For the limitation to be truly effective, the indemnification agreement is necessary.  In the residential context, the developer is strictly liable for design errors.  Therefore an indemnification agreement only confirms that the developer will be responsible for the design exposure above the limitation of liability.

Design professionals should use the Beacon case as an opportunity to explore the risk transfer inherent in a limitation of liability with their clients and hopefully convince them of the appropriateness of using an indemnity provision in conjunction with a limitation of liability.

California Supreme Court to Address Design Professionals and Duty of Care to Third-Party Purchasers

On May 7, the California Supreme Court heard oral arguments in Beacon Residential Community Assn. v. Skidmore, Owings, & Merrill LLP, a case that will have a huge impact on design professional liability in California when third-party purchasers sue a designer alleging defective designs.

The Beacon is a mixed-use project consisting of 595 condominium units and some commercial and office space.  Plaintiff Beacon Residential Community Association (the HOA) sued the initial developer, a subsequent developer, the architects, the general contractor and subcontractors asserting SB 800 and common-law causes of action.  The architects demurred to the HOA’s Third Amended Complaint asserting they owed no duty of care to the HOA.

The trial court sustained the demurrer, reasoning that the architects had not asserted direct “control” over construction decisions, and thus, under the Biakanja ((1958) 49 Cal. 2nd647), Bily ((1992) 3 Cal. 4th 370) and Weseloh ((2004) 125 Cal. App. 4th, 152) line of decisions, ruled the architects owed no duty to the HOA.

The HOA appealed and in December 2012, the California Court of Appeal, First Appellate District, reversed the trial court ruling in Beacon (2012) 211 Cal.App.4th 1301. The Court of Appeal reasoned that in analyzing the various factors elucidated in Biakanja and Bily, and distinguishing those and the Weseloh facts from those in Beacon, design professionals do owe a duty of care to eventual third-party purchasers.  The architects appealed to the California Supreme Court asserting that the rulings in Weseloh and Beacon are inapposite.

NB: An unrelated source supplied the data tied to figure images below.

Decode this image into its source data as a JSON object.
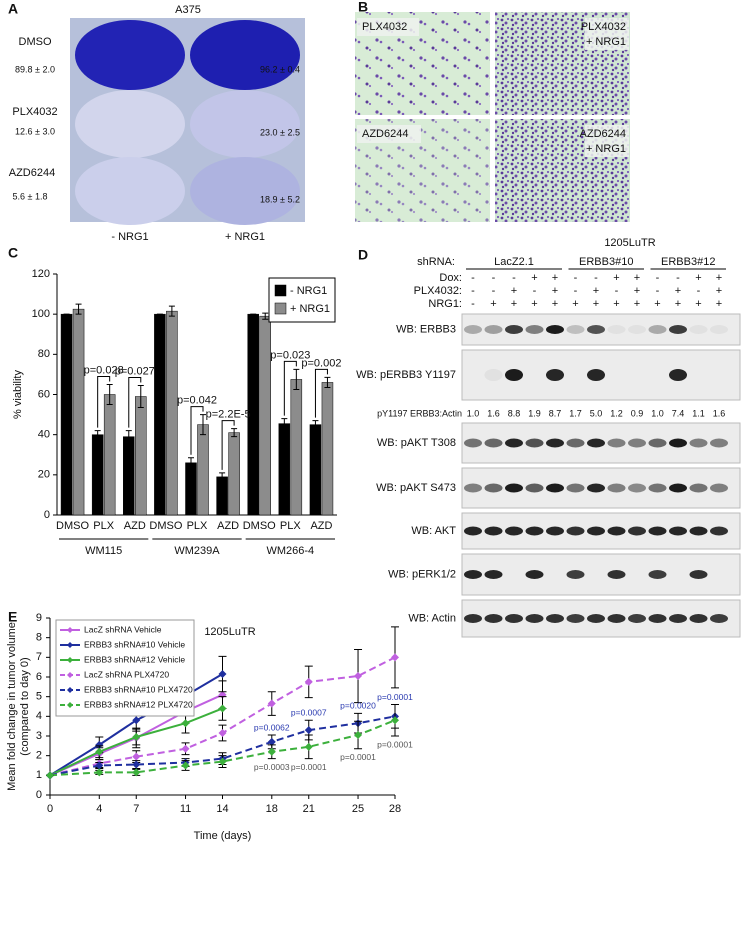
{
  "panels": {
    "a": {
      "label": "A",
      "title": "A375",
      "rows": [
        {
          "name": "DMSO",
          "minus": "89.8 ± 2.0",
          "plus": "96.2 ± 0.4"
        },
        {
          "name": "PLX4032",
          "minus": "12.6 ± 3.0",
          "plus": "23.0 ± 2.5"
        },
        {
          "name": "AZD6244",
          "minus": "5.6 ± 1.8",
          "plus": "18.9 ± 5.2"
        }
      ],
      "columns": [
        "- NRG1",
        "+ NRG1"
      ]
    },
    "b": {
      "label": "B",
      "images": [
        [
          "PLX4032"
        ],
        [
          "PLX4032",
          "+ NRG1"
        ],
        [
          "AZD6244"
        ],
        [
          "AZD6244",
          "+ NRG1"
        ]
      ]
    },
    "d": {
      "label": "D",
      "cell_line": "1205LuTR",
      "shrna_label": "shRNA:",
      "groups": [
        "LacZ2.1",
        "ERBB3#10",
        "ERBB3#12"
      ],
      "treatments": [
        {
          "name": "Dox:",
          "signs": [
            [
              "-",
              "-",
              "-",
              "+",
              "+"
            ],
            [
              "-",
              "-",
              "+",
              "+"
            ],
            [
              "-",
              "-",
              "+",
              "+"
            ]
          ]
        },
        {
          "name": "PLX4032:",
          "signs": [
            [
              "-",
              "-",
              "+",
              "-",
              "+"
            ],
            [
              "-",
              "+",
              "-",
              "+"
            ],
            [
              "-",
              "+",
              "-",
              "+"
            ]
          ]
        },
        {
          "name": "NRG1:",
          "signs": [
            [
              "-",
              "+",
              "+",
              "+",
              "+"
            ],
            [
              "+",
              "+",
              "+",
              "+"
            ],
            [
              "+",
              "+",
              "+",
              "+"
            ]
          ]
        }
      ],
      "blots": [
        "WB: ERBB3",
        "WB: pERBB3 Y1197",
        "WB: pAKT T308",
        "WB: pAKT S473",
        "WB: AKT",
        "WB: pERK1/2",
        "WB: Actin"
      ],
      "ratio": {
        "label": "pY1197 ERBB3:Actin",
        "values": [
          [
            "1.0",
            "1.6",
            "8.8",
            "1.9",
            "8.7"
          ],
          [
            "1.7",
            "5.0",
            "1.2",
            "0.9"
          ],
          [
            "1.0",
            "7.4",
            "1.1",
            "1.6"
          ]
        ]
      }
    }
  },
  "chart_data": [
    {
      "type": "bar",
      "panel_label": "C",
      "y_label": "% viability",
      "categories": [
        "DMSO",
        "PLX",
        "AZD",
        "DMSO",
        "PLX",
        "AZD",
        "DMSO",
        "PLX",
        "AZD"
      ],
      "groups": [
        "WM115",
        "WM239A",
        "WM266-4"
      ],
      "series": [
        {
          "name": "- NRG1",
          "color": "#000000",
          "values": [
            100,
            40,
            39,
            100,
            26,
            19,
            100,
            45.5,
            45
          ],
          "errors": [
            0,
            2,
            3,
            0,
            2.5,
            2,
            0,
            2.5,
            2
          ]
        },
        {
          "name": "+ NRG1",
          "color": "#8c8c8c",
          "values": [
            102.5,
            60,
            59,
            101.5,
            45,
            41,
            99,
            67.5,
            66
          ],
          "errors": [
            2.5,
            5,
            5.5,
            2.5,
            5,
            2,
            1.5,
            5,
            2.5
          ]
        }
      ],
      "annotations": [
        "p=0.028",
        "p=0.027",
        "p=0.042",
        "p=2.2E-5",
        "p=0.023",
        "p=0.002"
      ],
      "ylim": [
        0,
        120
      ],
      "yticks": [
        0,
        20,
        40,
        60,
        80,
        100,
        120
      ],
      "legend": "upper right"
    },
    {
      "type": "line",
      "panel_label": "E",
      "title": "1205LuTR",
      "x_label": "Time (days)",
      "y_label": [
        "Mean fold change in tumor volume",
        "(compared to day 0)"
      ],
      "x": [
        0,
        4,
        7,
        11,
        14,
        18,
        21,
        25,
        28
      ],
      "series": [
        {
          "name": "LacZ shRNA Vehicle",
          "color": "#c060e0",
          "dashed": false,
          "values": [
            1,
            2.1,
            2.9,
            4.25,
            5.1,
            null,
            null,
            null,
            null
          ],
          "errors": [
            0,
            0.3,
            0.5,
            0.6,
            0.7,
            null,
            null,
            null,
            null
          ]
        },
        {
          "name": "ERBB3 shRNA#10 Vehicle",
          "color": "#1f2f9f",
          "dashed": false,
          "values": [
            1,
            2.55,
            3.8,
            5.05,
            6.15,
            null,
            null,
            null,
            null
          ],
          "errors": [
            0,
            0.4,
            0.55,
            0.6,
            0.9,
            null,
            null,
            null,
            null
          ]
        },
        {
          "name": "ERBB3 shRNA#12 Vehicle",
          "color": "#3cb03c",
          "dashed": false,
          "values": [
            1,
            2.2,
            2.95,
            3.65,
            4.4,
            null,
            null,
            null,
            null
          ],
          "errors": [
            0,
            0.3,
            0.4,
            0.5,
            0.6,
            null,
            null,
            null,
            null
          ]
        },
        {
          "name": "LacZ shRNA PLX4720",
          "color": "#c060e0",
          "dashed": true,
          "values": [
            1,
            1.6,
            1.95,
            2.35,
            3.15,
            4.65,
            5.75,
            6.05,
            7.0
          ],
          "errors": [
            0,
            0.2,
            0.3,
            0.3,
            0.4,
            0.6,
            0.8,
            1.35,
            1.55
          ]
        },
        {
          "name": "ERBB3 shRNA#10 PLX4720",
          "color": "#1f2f9f",
          "dashed": true,
          "values": [
            1,
            1.5,
            1.55,
            1.65,
            1.85,
            2.7,
            3.3,
            3.65,
            4.0
          ],
          "errors": [
            0,
            0.15,
            0.2,
            0.2,
            0.3,
            0.35,
            0.5,
            0.5,
            0.6
          ]
        },
        {
          "name": "ERBB3 shRNA#12 PLX4720",
          "color": "#3cb03c",
          "dashed": true,
          "values": [
            1,
            1.15,
            1.15,
            1.5,
            1.7,
            2.2,
            2.45,
            3.05,
            3.8
          ],
          "errors": [
            0,
            0.1,
            0.15,
            0.25,
            0.3,
            0.35,
            0.6,
            0.7,
            0.8
          ]
        }
      ],
      "annotations": [
        {
          "text": "p=0.0062",
          "color": "#2a3ab0"
        },
        {
          "text": "p=0.0007",
          "color": "#2a3ab0"
        },
        {
          "text": "p=0.0020",
          "color": "#2a3ab0"
        },
        {
          "text": "p=0.0001",
          "color": "#2a3ab0"
        },
        {
          "text": "p=0.0003",
          "color": "#555555"
        },
        {
          "text": "p=0.0001",
          "color": "#555555"
        },
        {
          "text": "p=0.0001",
          "color": "#555555"
        },
        {
          "text": "p=0.0001",
          "color": "#555555"
        }
      ],
      "xlim": [
        0,
        28
      ],
      "xticks": [
        0,
        4,
        7,
        11,
        14,
        18,
        21,
        25,
        28
      ],
      "ylim": [
        0,
        9
      ],
      "yticks": [
        0,
        1,
        2,
        3,
        4,
        5,
        6,
        7,
        8,
        9
      ],
      "legend": "upper left"
    }
  ]
}
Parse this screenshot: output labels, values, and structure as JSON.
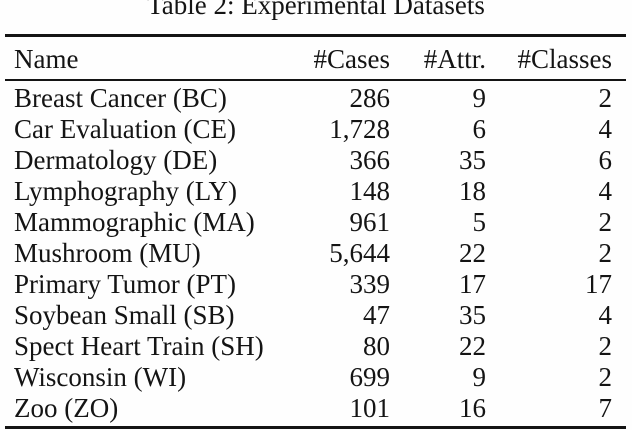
{
  "table": {
    "title": "Table 2: Experimental Datasets",
    "columns": [
      "Name",
      "#Cases",
      "#Attr.",
      "#Classes"
    ],
    "rows": [
      [
        "Breast Cancer (BC)",
        "286",
        "9",
        "2"
      ],
      [
        "Car Evaluation (CE)",
        "1,728",
        "6",
        "4"
      ],
      [
        "Dermatology (DE)",
        "366",
        "35",
        "6"
      ],
      [
        "Lymphography (LY)",
        "148",
        "18",
        "4"
      ],
      [
        "Mammographic (MA)",
        "961",
        "5",
        "2"
      ],
      [
        "Mushroom (MU)",
        "5,644",
        "22",
        "2"
      ],
      [
        "Primary Tumor (PT)",
        "339",
        "17",
        "17"
      ],
      [
        "Soybean Small (SB)",
        "47",
        "35",
        "4"
      ],
      [
        "Spect Heart Train (SH)",
        "80",
        "22",
        "2"
      ],
      [
        "Wisconsin (WI)",
        "699",
        "9",
        "2"
      ],
      [
        "Zoo (ZO)",
        "101",
        "16",
        "7"
      ]
    ],
    "text_color": "#141414",
    "background_color": "#fefefe"
  }
}
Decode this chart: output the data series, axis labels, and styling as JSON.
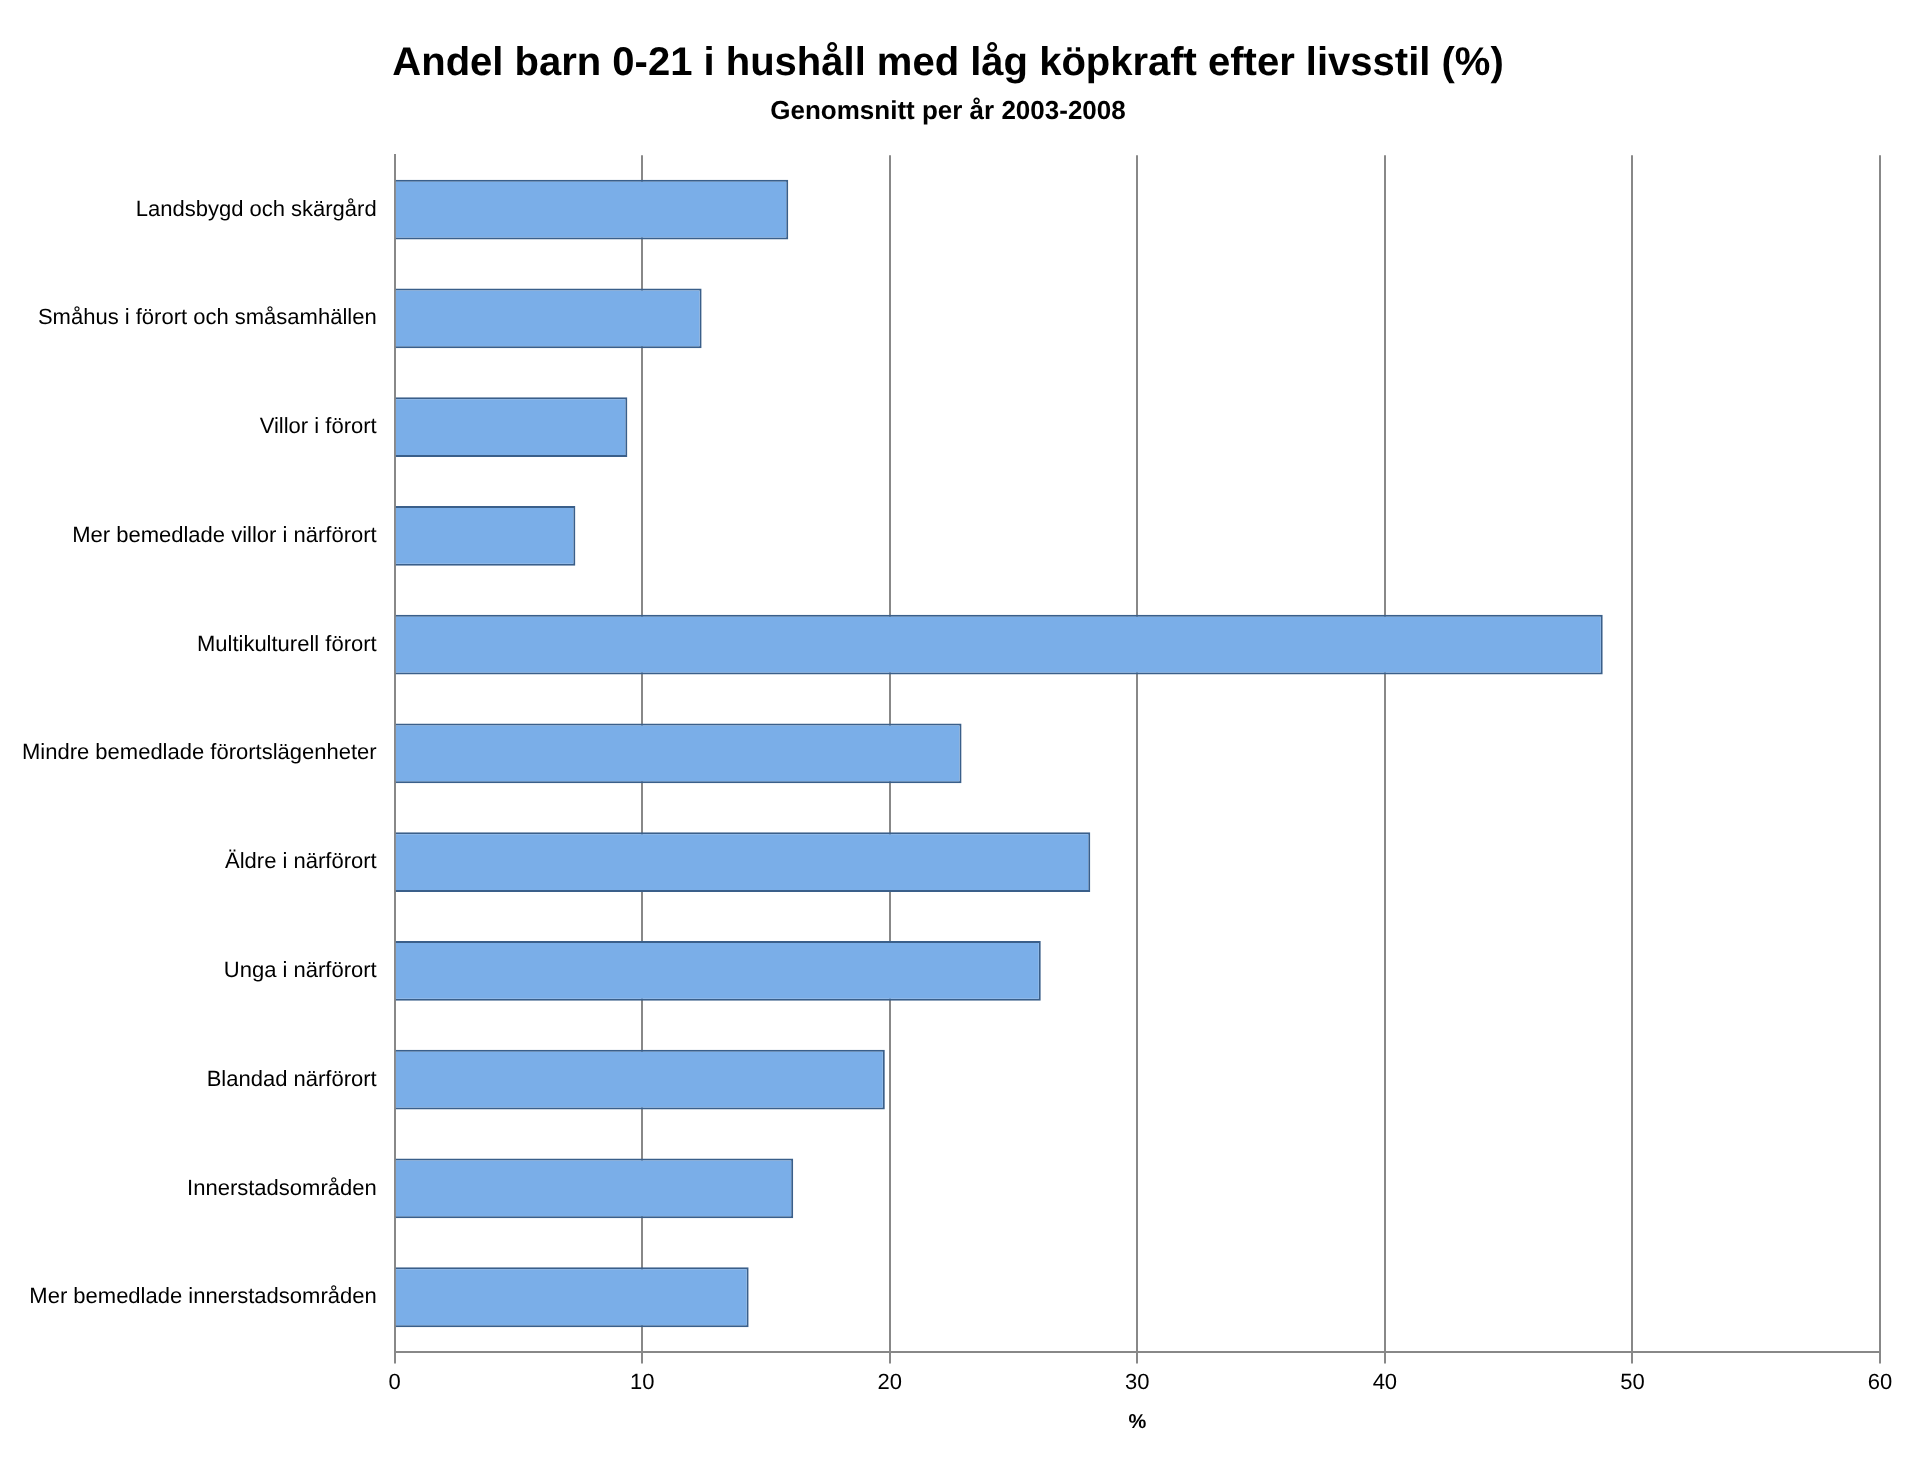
{
  "chart_data": {
    "type": "bar",
    "orientation": "horizontal",
    "title": "Andel barn 0-21 i hushåll med låg köpkraft efter livsstil (%)",
    "subtitle": "Genomsnitt per år 2003-2008",
    "xlabel": "%",
    "categories": [
      "Landsbygd och skärgård",
      "Småhus i förort och småsamhällen",
      "Villor i förort",
      "Mer bemedlade villor i närförort",
      "Multikulturell förort",
      "Mindre bemedlade förortslägenheter",
      "Äldre i närförort",
      "Unga i närförort",
      "Blandad närförort",
      "Innerstadsområden",
      "Mer bemedlade innerstadsområden"
    ],
    "values": [
      15.9,
      12.4,
      9.4,
      7.3,
      48.8,
      22.9,
      28.1,
      26.1,
      19.8,
      16.1,
      14.3
    ],
    "color": "#7aaee8",
    "xlim": [
      0,
      60
    ],
    "xticks": [
      0,
      10,
      20,
      30,
      40,
      50,
      60
    ],
    "grid": "x"
  }
}
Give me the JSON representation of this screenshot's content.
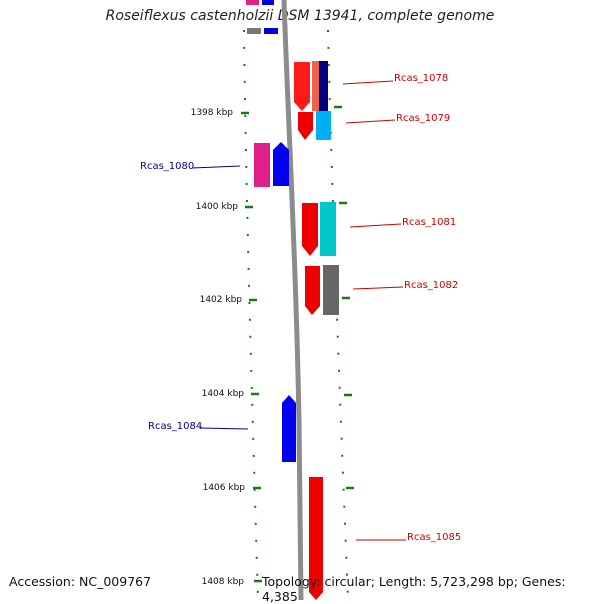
{
  "title": "Roseiflexus castenholzii DSM 13941, complete genome",
  "footer": {
    "accession": "Accession: NC_009767",
    "info": "Topology: circular; Length: 5,723,298 bp; Genes: 4,385"
  },
  "scale_labels": [
    "1398 kbp",
    "1400 kbp",
    "1402 kbp",
    "1404 kbp",
    "1406 kbp",
    "1408 kbp"
  ],
  "gene_labels": [
    {
      "text": "Rcas_1078",
      "color": "#cc0000"
    },
    {
      "text": "Rcas_1079",
      "color": "#cc0000"
    },
    {
      "text": "Rcas_1080",
      "color": "#000099"
    },
    {
      "text": "Rcas_1081",
      "color": "#cc0000"
    },
    {
      "text": "Rcas_1082",
      "color": "#cc0000"
    },
    {
      "text": "Rcas_1084",
      "color": "#000099"
    },
    {
      "text": "Rcas_1085",
      "color": "#cc0000"
    }
  ],
  "colors": {
    "backbone": "#888888",
    "tick": "#1a7a1a",
    "forward_strand": "#ff0000",
    "reverse_strand": "#0000ff",
    "magenta": "#e0208a",
    "navy": "#000080",
    "salmon": "#f06050",
    "sky": "#00b0f0",
    "teal": "#00c8c8",
    "grey": "#666666"
  }
}
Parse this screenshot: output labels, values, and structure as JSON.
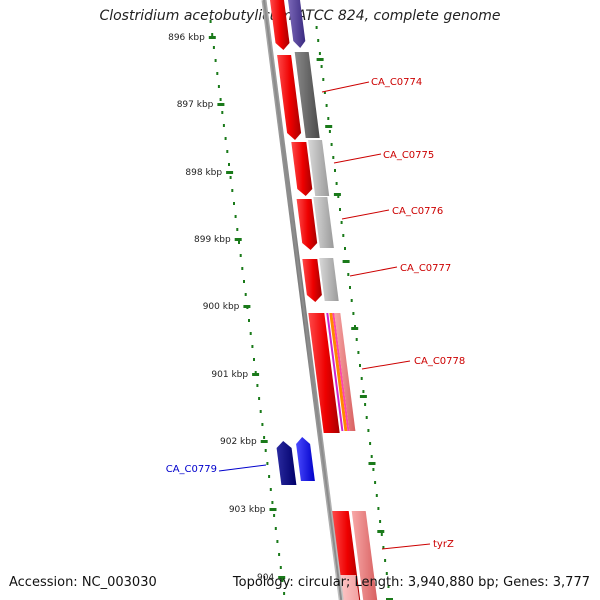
{
  "title": "Clostridium acetobutylicum ATCC 824, complete genome",
  "footer": {
    "accession": "Accession: NC_003030",
    "topology": "Topology: circular; Length: 3,940,880 bp; Genes: 3,777"
  },
  "ruler": {
    "kbp_labels": [
      "896 kbp",
      "897 kbp",
      "898 kbp",
      "899 kbp",
      "900 kbp",
      "901 kbp",
      "902 kbp",
      "903 kbp",
      "904"
    ]
  },
  "colors": {
    "forward_cds": "#ff0000",
    "reverse_cds": "#0000cc",
    "backbone": "#777777",
    "ruler_ticks": "#1a7a1a",
    "label_forward": "#cc0000",
    "label_reverse": "#0000cc"
  },
  "gene_labels": [
    {
      "name": "CA_C0774",
      "strand": "forward"
    },
    {
      "name": "CA_C0775",
      "strand": "forward"
    },
    {
      "name": "CA_C0776",
      "strand": "forward"
    },
    {
      "name": "CA_C0777",
      "strand": "forward"
    },
    {
      "name": "CA_C0778",
      "strand": "forward"
    },
    {
      "name": "CA_C0779",
      "strand": "reverse"
    },
    {
      "name": "tyrZ",
      "strand": "forward"
    }
  ]
}
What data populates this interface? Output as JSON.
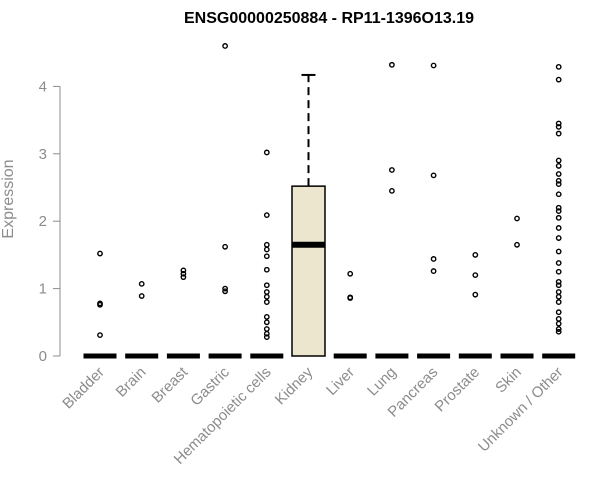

During the Supreme Court oral arguments, the justices focused on: 1)  the foreseeability of harm to the plaintiff; 2) the closeness of connection between the defendant’s conduct and the injury suffered; and 3) the potential imposition of liability out of proportion to fault.  The court distinguished Beacon from the former line of cases in that: 1) it was imminently foreseeable that a defective design of residential units would affect eventual purchasers of the units; 2) the architects were directly responsible for the alleged design defects given their “intimate involvement” with construction value-engineering decisions and project observation (i.e., they did not simply draw plans, hand them over, then leave the project); and 3) unlike Weseloh, where the retaining-wall designers provided only $2,000 in services relative to a $6 million claim, Beacon architects provided $5 million worth of services in a $45 million claim.

The Supreme Court has 90 days from May 7 to issue an opinion.  Given the Supreme Court’s comments and analysis at oral argument, it looks like it may agree with the Court of Appeal and rule that in the context of residential-unit design, design professionals do owe a duty of care to eventual third-party purchasers regardless of lack of privity.